No entanto, esse dado não quer dizer que deva ser um fator de despreocupação. Exemplo disso, foi a precoce morte do prefeito de São Paulo, Bruno Covas, vítima da mesma doença que teve o avô, Mário Covas.

"É preciso saber do histórico familiar e ficar atento aos sintomas e sinais dados pelo corpo", explica André Murad, médico e criador de projeto pioneiro na área da genética aplicada à oncologia. "A oncogenética é um serviço indicado em casos como esse para proporcionar mais segurança e agilidade em um tratamento", completa o especialista, que é oncogeneticista do Centro de Câncer de Brasília (Cettro).
Dentre as principais síndromes descritas pela oncogenética, é possível citar o câncer de mama e ovário, bem como síndrome de Li-Fraumeni, síndrome de Lynch, entre outras.

De acordo com ele, nos casos do diagnóstico de síndromes hereditárias de predisposição ao câncer “é possível lançar mão de medidas preventivas com medicamentos como aspirina, por exemplo”. Outras intervenções estão ligadas ao rastreamento precoce e periódico e com cirurgias redutoras de risco (mastectomias, ooforectomias, tireoidectomias e colectomias).

Murad ainda ressalta o fato de essa estimativa de 10% estar em tendência de aumento. A justificativa é que os testes genéticos para pesquisa de mutações hereditárias de predisposição a câncer estão se tornando mais utilizados hoje em dia. “Os custos desses procedimentos foram, significativamente, reduzidos nos últimos anos, e, agora, estão mais acessíveis”, completa.

Investigação familiar

Para quem acha que precisa aprofundar nas tendências familiares para a doença, existe o aconselhamento genético. A técnica consiste em uma ou mais consultas com um especialista, o qual faz uma verdadeira investigação sobre o histórico médico pessoal e familiar envolvendo as últimas três gerações.

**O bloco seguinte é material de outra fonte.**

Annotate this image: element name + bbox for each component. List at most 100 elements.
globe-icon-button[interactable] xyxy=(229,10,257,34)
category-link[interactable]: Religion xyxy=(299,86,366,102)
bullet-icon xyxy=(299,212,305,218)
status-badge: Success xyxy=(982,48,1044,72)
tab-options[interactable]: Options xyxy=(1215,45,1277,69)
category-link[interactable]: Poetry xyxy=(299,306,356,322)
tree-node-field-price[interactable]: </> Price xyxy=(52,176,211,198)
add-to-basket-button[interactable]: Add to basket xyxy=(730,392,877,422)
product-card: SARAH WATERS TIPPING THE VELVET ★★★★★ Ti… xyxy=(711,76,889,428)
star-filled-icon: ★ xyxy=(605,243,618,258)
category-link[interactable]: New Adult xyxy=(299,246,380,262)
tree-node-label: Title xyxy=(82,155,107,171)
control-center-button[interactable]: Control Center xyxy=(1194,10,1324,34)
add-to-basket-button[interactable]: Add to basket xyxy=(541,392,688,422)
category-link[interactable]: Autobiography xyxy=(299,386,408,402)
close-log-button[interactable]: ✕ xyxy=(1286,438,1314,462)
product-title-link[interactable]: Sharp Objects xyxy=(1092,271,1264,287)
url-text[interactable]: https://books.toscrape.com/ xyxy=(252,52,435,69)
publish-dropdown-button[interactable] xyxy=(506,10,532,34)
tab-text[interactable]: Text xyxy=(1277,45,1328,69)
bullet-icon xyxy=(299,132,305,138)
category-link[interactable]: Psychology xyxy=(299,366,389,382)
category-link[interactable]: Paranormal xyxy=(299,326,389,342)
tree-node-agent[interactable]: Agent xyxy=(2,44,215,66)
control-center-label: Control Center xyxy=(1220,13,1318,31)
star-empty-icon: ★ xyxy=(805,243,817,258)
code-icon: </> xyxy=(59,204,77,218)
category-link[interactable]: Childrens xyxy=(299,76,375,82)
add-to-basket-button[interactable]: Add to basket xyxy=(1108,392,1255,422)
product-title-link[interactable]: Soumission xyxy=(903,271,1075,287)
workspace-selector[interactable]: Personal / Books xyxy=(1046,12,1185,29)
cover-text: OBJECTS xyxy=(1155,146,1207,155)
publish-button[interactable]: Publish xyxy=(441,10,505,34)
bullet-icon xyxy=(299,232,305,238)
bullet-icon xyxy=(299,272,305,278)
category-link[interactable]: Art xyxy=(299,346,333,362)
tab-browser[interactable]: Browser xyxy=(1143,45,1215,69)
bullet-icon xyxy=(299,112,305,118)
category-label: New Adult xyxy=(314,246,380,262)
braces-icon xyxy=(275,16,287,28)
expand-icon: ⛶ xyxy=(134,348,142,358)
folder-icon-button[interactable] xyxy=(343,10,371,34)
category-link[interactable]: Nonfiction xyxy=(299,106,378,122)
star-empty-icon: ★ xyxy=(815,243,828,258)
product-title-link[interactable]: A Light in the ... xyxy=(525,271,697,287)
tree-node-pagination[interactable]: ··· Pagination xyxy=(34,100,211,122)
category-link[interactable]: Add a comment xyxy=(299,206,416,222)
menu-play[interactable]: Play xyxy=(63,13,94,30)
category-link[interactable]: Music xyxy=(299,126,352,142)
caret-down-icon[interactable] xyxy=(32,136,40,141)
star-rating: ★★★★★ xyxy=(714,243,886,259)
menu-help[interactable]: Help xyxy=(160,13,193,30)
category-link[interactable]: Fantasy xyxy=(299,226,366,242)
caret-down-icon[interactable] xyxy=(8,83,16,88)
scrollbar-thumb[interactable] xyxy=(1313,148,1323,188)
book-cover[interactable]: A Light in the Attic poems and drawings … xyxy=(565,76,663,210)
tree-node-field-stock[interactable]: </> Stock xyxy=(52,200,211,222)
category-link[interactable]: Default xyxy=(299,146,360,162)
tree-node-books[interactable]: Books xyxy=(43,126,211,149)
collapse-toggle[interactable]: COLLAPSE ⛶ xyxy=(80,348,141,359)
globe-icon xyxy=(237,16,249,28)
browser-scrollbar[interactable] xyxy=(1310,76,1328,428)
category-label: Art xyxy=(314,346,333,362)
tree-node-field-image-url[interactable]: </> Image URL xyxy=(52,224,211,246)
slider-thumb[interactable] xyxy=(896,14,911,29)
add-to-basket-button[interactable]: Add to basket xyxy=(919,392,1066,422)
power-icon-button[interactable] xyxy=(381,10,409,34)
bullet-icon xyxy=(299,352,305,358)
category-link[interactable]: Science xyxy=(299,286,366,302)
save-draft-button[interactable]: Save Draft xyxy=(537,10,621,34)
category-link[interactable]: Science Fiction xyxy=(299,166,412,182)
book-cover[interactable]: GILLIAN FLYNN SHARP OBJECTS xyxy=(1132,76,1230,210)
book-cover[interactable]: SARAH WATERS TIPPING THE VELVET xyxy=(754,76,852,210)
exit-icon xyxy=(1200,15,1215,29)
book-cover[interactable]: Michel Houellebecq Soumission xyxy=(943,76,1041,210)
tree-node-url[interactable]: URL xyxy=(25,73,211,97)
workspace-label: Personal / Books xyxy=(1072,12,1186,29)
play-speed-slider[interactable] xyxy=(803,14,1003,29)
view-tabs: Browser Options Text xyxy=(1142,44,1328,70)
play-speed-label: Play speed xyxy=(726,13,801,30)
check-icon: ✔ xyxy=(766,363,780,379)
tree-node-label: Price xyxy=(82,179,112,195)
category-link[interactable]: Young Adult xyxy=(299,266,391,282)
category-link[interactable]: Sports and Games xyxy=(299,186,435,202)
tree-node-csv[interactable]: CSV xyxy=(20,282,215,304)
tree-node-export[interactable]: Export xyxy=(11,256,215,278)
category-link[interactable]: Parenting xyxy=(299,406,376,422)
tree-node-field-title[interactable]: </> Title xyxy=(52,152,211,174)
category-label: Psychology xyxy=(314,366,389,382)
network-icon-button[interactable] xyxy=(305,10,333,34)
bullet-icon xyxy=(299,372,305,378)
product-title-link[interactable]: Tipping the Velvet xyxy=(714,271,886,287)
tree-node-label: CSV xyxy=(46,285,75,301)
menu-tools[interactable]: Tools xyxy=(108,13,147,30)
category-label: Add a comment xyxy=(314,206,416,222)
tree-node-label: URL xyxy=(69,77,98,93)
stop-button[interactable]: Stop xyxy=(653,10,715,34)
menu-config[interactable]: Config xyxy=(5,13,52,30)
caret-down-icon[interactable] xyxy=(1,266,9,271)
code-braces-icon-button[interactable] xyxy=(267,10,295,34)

Porém, é importante ter consciência de que muitos fatores podem aumentar o risco de uma pessoa desenvolver câncer, além da genética. Entre eles, é possível citar gênero, idade e exposição a hormônios.

Oncogenética

Os oncogeneticistas se baseiam em ferramentas específicas e dados estatísticos para fundamentar a probabilidade de uma pessoa desenvolver determinados tipos de câncer. Um componente importante na avaliação do risco estima a chance de uma mutação genética ser a responsável por provocar o câncer em uma família.

Os benefícios derivados do rastreamento e das opções de gerenciamento do risco dependem do risco individual de cada pessoa, por isso é importante conversar com um geneticista ou oncogeneticista para ter uma avaliação exata.

É importante frisar que mesmo se o câncer não é encontrado em uma família, um membro dessa família ainda pode ter um risco para algum tipo de câncer durante a vida.